Germany, Italy, and other parts of Europe are bracing for a holiday weekend of traffic chaos, jams and foul tempers when Austrian environmentalists close key Alpine passes Friday to protest the growing numbers of trucks and vacationers thundering through their valleys.

Declaring themselves the "Alpine resistance," the protesters plan a 31-hour blockade of the six-lane Brenner highway, the key Austrian link between northern and southern Europe, and disruptive action on other main routes between Germany and Italy.The Brenner pass, to be blocked at Schonberg just south of Innsbruck, will have open-air parties, concerts, religious services and children's games Friday in place of the usual columns of vehicles.

Traffic on the route has risen 43 percent since 1990 and is expected to rise another 60 percent by 2010, provoking the protesters, with overwhelming local support, to show how fed up they are with hollow government promises to ease the congestion by promoting rail freight.

"Only once the wheels are brought to a standstill will the politicians start moving," said Fritz Gurgiser of Transitforum, which is organizing the blockade.

Austrian police said they were deploying every available resource to prevent trouble. The Austrian automobile association warned of "total chaos" and the "traffic jams of the year."

German truckers' associations complained of "state anarchy" in Austria and said they would go to court for compensation for their lost business.

The Brenner highway will be closed from Friday morning until Saturday afternoon.

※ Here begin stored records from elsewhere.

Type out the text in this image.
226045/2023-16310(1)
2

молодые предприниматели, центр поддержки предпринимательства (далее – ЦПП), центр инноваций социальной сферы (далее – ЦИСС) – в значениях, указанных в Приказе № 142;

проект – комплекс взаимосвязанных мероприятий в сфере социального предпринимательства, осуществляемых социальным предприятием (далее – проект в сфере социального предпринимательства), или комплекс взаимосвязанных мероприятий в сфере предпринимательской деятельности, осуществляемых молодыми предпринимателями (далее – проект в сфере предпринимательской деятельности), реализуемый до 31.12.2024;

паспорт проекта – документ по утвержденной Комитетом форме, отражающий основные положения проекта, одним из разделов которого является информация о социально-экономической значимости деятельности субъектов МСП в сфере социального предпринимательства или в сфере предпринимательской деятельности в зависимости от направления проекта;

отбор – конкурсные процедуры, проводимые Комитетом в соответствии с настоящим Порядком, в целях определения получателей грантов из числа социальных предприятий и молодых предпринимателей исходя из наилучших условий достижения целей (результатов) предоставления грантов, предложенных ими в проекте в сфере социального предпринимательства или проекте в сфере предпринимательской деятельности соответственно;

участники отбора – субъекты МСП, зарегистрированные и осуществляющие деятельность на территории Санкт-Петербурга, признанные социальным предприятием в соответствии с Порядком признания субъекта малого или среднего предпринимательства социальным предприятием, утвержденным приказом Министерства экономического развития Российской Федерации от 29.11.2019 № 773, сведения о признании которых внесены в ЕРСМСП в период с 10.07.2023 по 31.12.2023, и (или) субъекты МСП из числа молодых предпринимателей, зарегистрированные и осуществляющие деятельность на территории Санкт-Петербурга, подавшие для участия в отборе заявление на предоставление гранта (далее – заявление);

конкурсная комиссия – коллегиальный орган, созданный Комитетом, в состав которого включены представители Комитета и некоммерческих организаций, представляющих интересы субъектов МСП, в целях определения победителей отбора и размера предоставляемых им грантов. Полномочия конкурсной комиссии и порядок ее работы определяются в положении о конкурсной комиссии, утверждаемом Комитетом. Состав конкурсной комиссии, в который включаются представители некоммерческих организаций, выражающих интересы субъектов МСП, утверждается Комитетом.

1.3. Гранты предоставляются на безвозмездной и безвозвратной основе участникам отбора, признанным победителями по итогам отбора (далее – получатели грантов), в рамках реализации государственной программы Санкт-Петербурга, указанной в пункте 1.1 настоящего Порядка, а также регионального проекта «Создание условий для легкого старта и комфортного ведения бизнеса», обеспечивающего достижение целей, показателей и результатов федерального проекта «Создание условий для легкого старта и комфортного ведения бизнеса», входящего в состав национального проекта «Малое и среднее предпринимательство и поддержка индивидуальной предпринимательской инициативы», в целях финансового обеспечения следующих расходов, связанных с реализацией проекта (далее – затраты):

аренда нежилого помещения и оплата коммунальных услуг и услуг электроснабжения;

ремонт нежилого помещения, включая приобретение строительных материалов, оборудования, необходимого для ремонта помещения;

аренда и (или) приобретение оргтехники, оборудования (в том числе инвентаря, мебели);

The Tauern highway, which also crosses the Alps, will be subjected to hourly disruptions near Salzburg.

In much of Roman Catholic Italy, Austria and southern Germany this is a holiday weekend, and thousands of German vacationers will be trying to return home from their Whitsun week in the south.

The protest organizers hope 10,000 people will take part in the protests. "We've been hearing for years that the traffic is to be transferred to the railway, but nothing has happened," Gurgiser said. "If people come out, perhaps things will change."

Only last month European Union economics ministers agreed to outlaw protests inhibiting the free movement of goods across the union. But the environmentalists have highlighted the EU's dilemma: the conflict between freedom of assembly, demonstration and speech on the one hand, and freedom of movement of people, services and goods on the other.

Trucks are barred from the Alpine routes on Sundays and holidays, but under pressure from the transport lobby Brussels is planning to ease the restrictions.

The Bavarian Nature Protection Federation said the protests were a cry of desperation. "The blockade is a desperate call for help from man and nature in the Alps. They are suffering from the noise and the fumes of the ever greater numbers of cars and trucks."